The electric vehicle — is it finally time?

Cars and trucks have run on gasoline or other fossil fuels since mass-market automobiles were first introduced. The first all-electric mass-market vehicle was introduced over 100 years later, and recent successes such as the mild-hybrid Toyota Prius and all-electric Tesla Roadster have reignited interest in electric vehicles.

Jumping on the all-electric powertrain

Arguably, the all-electric powertrain will be the most significant disruption in automotive technology since Henry Ford introduced the first assembly line.

So far, the gasoline- (or diesel-) powered internal combustion engine has been a tremendous success despite its limited efficiency, particulate matter and CO2 emissions, complexity, and maintenance demands.

An all-electric powertrain, however, would eliminate many common failure modes associated with internal combustion engines such as oil leaks, broken fan belts, clogged fuel injectors, bad spark plugs, worn out piston rings, and more.

Owners of electric vehicles (EVs) would also enjoy benefits such as zero emissions (from the vehicle itself), instant torque, rapid acceleration, whisper-quiet engines, and significant reductions in their commute costs.

But don’t bid goodbye to the internal combustion engine yet

The recent introduction of plug-in hybrids such as the GM Chevrolet Volt and all-electric vehicles such as the Tesla Model S and Nissan Leaf (with its marketing-play acronym of Leading Environmentally friendly Affordable Family car!) have sparked a new wave of public interest and heightened expectations:

…Is it finally time for electric vehicles to displace the internal combustion engine for good?

While I believe the future of personal transportation (ground, water, air) is in all-electric propulsion, I have my doubts that it’s time.

We need a Moore’s law for batteries

There are still a few significant gaps in battery technology:

  • The energy density of gasoline is more than an order of magnitude better than the best Lithium ion batteries in the market.
  • Batteries deliver less energy (and age faster) during sustained high-power operations.
  • Batteries have limited life spans measured as total charge-discharge cycles [I've also written about this problem before, in connection to V2G schemes.] These deficiencies result in limited range and load capacity compared to fossil fuel vehicles.
  • Further, these technology gaps render current batteries impractical as energy sources for vehicles that require continuous high-power operations (such as personal aircraft).

Consider the infrastructure

In addition to battery technology gaps, there are significant infrastructure issues in widespread EV adoption.

For starters, aging local power distribution grids may not be able to support large numbers of electric vehicles charging at the same time without capacity upgrades.

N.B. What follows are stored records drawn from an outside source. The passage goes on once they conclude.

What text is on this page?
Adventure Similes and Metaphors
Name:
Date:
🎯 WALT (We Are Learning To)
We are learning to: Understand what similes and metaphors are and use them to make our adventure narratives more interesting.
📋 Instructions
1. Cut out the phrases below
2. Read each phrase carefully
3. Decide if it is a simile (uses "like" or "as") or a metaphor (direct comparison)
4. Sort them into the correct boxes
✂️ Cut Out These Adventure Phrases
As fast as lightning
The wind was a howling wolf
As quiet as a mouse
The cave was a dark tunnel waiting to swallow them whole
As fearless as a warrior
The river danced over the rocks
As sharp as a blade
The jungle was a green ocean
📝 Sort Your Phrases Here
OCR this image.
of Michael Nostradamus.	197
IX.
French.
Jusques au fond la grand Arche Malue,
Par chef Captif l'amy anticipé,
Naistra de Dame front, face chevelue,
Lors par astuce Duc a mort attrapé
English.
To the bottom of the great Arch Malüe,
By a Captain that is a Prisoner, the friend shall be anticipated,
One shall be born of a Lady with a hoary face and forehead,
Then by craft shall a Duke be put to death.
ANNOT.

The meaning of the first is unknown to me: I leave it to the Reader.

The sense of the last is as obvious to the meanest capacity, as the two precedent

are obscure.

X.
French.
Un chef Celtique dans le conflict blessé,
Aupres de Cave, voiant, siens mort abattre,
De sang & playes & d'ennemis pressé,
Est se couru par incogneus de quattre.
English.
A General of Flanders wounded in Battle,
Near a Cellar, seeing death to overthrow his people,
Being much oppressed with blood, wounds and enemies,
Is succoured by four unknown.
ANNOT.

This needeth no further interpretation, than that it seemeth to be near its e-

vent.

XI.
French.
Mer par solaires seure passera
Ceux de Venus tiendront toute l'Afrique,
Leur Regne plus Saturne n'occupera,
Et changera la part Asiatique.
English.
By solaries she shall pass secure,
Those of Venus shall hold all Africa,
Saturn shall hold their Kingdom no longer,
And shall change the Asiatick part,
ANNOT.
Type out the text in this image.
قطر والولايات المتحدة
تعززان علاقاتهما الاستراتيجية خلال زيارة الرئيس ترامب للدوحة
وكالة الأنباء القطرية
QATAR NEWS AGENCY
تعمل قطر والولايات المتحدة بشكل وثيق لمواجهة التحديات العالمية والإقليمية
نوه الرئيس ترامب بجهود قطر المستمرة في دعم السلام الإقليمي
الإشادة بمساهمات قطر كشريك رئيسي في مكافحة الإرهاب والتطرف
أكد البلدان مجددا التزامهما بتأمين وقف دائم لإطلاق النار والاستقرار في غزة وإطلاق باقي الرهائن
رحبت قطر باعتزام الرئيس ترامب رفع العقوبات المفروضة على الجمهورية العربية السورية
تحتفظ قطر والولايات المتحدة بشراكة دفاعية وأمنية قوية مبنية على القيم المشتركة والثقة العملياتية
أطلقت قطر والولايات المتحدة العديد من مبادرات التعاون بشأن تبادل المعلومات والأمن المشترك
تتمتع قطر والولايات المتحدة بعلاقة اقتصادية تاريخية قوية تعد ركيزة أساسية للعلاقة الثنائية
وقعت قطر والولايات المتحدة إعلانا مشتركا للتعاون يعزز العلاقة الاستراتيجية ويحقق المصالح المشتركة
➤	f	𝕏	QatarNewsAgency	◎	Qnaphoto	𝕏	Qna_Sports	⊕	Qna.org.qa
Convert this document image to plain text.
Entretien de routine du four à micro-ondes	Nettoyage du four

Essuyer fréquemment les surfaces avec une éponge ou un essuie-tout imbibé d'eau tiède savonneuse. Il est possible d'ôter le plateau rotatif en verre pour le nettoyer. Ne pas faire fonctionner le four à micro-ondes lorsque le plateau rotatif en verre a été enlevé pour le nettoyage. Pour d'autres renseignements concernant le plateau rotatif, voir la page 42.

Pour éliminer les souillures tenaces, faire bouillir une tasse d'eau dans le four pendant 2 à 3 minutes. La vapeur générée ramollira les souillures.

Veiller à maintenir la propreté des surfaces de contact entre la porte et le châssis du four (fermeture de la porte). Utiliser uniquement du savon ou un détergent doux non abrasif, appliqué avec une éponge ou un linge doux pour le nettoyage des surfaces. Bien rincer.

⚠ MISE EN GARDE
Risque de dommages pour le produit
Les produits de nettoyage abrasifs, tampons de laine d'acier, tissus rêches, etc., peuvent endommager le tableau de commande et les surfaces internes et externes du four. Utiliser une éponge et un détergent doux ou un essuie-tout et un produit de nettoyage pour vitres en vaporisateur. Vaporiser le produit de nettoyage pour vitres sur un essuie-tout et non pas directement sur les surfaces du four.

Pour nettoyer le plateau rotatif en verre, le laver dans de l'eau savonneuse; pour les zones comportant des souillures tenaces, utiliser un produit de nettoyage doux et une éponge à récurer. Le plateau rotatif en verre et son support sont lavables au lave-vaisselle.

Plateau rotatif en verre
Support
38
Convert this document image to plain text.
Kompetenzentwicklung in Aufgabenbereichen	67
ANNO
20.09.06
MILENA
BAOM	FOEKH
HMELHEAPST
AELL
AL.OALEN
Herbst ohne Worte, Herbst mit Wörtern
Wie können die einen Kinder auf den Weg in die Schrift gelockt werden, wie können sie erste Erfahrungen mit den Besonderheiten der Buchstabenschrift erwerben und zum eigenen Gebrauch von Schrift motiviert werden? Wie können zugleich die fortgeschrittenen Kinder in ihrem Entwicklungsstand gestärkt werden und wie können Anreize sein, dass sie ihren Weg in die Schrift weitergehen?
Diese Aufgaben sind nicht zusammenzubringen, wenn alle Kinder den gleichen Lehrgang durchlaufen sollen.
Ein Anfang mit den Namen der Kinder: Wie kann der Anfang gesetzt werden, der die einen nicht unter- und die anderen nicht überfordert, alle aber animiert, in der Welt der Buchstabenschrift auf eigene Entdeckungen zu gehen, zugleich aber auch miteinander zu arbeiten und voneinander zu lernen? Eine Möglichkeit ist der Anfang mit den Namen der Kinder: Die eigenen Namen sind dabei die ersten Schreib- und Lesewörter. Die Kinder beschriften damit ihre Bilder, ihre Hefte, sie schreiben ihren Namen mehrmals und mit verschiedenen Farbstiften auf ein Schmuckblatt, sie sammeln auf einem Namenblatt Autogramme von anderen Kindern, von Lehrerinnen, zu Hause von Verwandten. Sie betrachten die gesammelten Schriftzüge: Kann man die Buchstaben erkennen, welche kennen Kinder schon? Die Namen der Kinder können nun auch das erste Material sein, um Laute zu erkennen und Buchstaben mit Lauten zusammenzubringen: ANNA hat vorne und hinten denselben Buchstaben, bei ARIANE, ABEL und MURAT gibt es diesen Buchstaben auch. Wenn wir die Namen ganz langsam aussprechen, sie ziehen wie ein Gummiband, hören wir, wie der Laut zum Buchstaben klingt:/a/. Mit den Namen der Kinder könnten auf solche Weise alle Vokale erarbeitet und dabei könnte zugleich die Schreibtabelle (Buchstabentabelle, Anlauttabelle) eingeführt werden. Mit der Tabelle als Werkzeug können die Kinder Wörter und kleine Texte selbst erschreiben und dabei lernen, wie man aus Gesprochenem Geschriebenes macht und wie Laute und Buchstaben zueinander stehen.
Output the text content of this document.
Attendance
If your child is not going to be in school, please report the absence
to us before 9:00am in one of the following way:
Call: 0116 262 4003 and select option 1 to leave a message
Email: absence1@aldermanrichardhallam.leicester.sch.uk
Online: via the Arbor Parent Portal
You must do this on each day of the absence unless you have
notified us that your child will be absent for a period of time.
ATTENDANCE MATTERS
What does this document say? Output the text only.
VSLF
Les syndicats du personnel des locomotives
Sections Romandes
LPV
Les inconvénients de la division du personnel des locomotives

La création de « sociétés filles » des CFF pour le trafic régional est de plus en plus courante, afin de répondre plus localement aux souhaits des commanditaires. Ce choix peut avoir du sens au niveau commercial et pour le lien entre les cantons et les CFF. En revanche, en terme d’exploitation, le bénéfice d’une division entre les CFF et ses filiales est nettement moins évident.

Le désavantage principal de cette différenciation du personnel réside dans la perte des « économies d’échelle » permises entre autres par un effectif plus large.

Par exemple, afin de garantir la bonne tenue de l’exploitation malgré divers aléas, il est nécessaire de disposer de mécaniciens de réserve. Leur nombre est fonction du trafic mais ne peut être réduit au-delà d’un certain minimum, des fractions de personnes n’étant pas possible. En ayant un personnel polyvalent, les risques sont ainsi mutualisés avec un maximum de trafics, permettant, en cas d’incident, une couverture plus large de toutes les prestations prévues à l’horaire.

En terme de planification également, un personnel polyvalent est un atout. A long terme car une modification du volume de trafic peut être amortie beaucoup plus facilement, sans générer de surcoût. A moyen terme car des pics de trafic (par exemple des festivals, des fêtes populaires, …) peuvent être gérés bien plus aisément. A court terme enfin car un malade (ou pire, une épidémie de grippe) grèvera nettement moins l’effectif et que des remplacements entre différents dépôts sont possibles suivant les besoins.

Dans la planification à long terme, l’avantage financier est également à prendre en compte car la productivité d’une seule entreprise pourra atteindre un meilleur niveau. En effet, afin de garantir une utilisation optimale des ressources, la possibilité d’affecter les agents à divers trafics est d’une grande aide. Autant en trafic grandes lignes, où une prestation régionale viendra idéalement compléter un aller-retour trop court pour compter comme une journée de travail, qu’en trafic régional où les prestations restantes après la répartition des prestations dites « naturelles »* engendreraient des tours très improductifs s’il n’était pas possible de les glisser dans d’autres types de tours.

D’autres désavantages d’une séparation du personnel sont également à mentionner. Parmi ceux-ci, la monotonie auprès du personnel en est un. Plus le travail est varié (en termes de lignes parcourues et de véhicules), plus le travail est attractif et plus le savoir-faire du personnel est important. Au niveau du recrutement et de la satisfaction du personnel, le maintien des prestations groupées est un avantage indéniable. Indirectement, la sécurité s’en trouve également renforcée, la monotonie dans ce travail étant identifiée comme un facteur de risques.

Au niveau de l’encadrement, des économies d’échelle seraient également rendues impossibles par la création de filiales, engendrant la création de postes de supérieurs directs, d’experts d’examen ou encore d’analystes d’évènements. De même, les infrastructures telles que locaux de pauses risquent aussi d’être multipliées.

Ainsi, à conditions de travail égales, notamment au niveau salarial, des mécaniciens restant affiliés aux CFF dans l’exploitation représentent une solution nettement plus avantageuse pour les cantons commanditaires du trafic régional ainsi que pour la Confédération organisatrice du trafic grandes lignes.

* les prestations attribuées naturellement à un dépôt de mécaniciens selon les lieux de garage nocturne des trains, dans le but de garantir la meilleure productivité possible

Houses, garages, and carports need to be equipped with high-current charging stations. A pervasive public charging infrastructure needs to be developed to alleviate the “range anxiety” experienced by early adopters.

Finally, if the power for electric vehicles has to come from coal-burning power plants, electric vehicles would not be as “environmentally-friendly” as they are glorified to be — see for example Scientific American’s recent coverage about the The Dirty Truth about Plug-In Hybrids (see the brief infographic here or get the full article).

Achieving pump parity

I expect the new generation of electric vehicles will be popular with enthusiasts and early adopters. Personally, I am considering buying one. However, I fear that this new generation of EVs will require too many compromises to appeal to the mass public.

It will take another generation of battery technology improvements for electric vehicles to reach pump parity with their internal combustion counterparts.